I understand that however, it gives you some idea of what they desire out of life and that helps you determine whether or not you may have common interests with the other individual. You can't live your life by a book. You have to go out and experience it.
For example, my mom and dad were long distance due to the military. They took on friendship and then they got back together. They have been together 32 years. If the relationship is strong enough, you will find out.
I agree sagigoat. However, when you see someone 3-5 days every 1-3 months, it can be hard. It doesn't mean the feelings are not there though. I have been in long distance relationships before however, most were in the same state or the next state over.
I am pursuing modeling with no certainty that I will even make it at my age or in general. I told him at one point that I was going to wait until the summer to fully pursue it because of other obligations. I changed my mind. I went to discuss it with him and he told me "I thought you were focused on other things" and cut me off. I finally found out the reason why he does not like modeling. Some of it has to do with the fact that he feels that it can corrupt people and he is afraid that I will lose focus of our relationship by falling into the arms of another guy. Some has to do with him not wanting guys to looking at me. Some has stemmed from his childhood and how he felt ostracized because he was overweight growing up and isn't very tall(he is still beautiful to me).

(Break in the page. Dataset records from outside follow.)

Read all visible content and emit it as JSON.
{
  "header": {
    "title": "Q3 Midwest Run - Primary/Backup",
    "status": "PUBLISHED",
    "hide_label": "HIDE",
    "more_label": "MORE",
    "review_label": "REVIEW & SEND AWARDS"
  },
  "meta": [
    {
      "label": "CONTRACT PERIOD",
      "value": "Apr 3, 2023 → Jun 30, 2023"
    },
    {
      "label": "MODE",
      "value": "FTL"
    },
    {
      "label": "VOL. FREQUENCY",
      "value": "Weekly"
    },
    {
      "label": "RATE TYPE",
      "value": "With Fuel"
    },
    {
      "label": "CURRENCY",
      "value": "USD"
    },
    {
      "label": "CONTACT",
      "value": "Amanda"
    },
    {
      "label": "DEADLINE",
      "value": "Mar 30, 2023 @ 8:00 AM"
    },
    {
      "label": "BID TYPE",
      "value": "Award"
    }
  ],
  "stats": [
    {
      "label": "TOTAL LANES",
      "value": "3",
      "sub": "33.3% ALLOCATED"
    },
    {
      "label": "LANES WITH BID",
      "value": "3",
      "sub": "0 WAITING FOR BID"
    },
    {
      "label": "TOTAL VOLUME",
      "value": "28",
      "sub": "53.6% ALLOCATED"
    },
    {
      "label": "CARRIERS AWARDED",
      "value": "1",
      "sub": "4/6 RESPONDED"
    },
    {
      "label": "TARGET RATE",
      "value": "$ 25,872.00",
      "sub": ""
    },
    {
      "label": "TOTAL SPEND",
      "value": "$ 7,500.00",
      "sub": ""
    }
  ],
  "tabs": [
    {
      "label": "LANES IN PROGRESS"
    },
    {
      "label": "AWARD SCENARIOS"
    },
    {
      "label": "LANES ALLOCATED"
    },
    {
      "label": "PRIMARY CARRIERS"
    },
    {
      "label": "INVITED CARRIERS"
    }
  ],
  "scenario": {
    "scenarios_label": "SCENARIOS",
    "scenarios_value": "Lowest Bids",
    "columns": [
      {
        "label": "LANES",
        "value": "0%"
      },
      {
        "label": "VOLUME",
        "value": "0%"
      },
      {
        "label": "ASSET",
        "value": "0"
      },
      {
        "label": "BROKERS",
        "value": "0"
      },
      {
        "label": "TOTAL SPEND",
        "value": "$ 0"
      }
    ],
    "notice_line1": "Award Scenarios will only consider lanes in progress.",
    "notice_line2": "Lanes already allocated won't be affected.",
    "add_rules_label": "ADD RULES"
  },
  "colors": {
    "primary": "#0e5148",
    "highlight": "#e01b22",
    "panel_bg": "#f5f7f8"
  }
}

I met with a photographer who also happens to be a model and he suggested I pose with a male. I asked my boyfriend how he felt about it because he told me that I needed to help him feel more comfortable for him to want to move to the next level in our relationship. We had even talked about me moving to the state he was in and possible getting married. Now, he is telling me that it happened over night and he needs to step back to protect himself from being hurt. I feel like I have been betrayed and like what he told me is a lie. I wouldn't have expected this from him of all people. Someone who tells others not to subject themselves to fear. It seems as though he would rather lose everything than risk something. I thought he trusted me and now he is saying something different. He says we need to be friends for a while and that he loves me and that he will not be looking for anyone else. Then he told me that the things he does for me, he has never done them in his life however, he can not bend for this because too much as at stake. I don't understand. Modeling isn't even a career for me yet. Just because I do something here and there, doesn't mean its my whole life. Yes, I would like to make it however, there are no certainties. For him to do this, I feel so betrayed and hurt, I don't know if I can speak to him. I don't know how. I didn't expect this. What about my heart? Please help me out.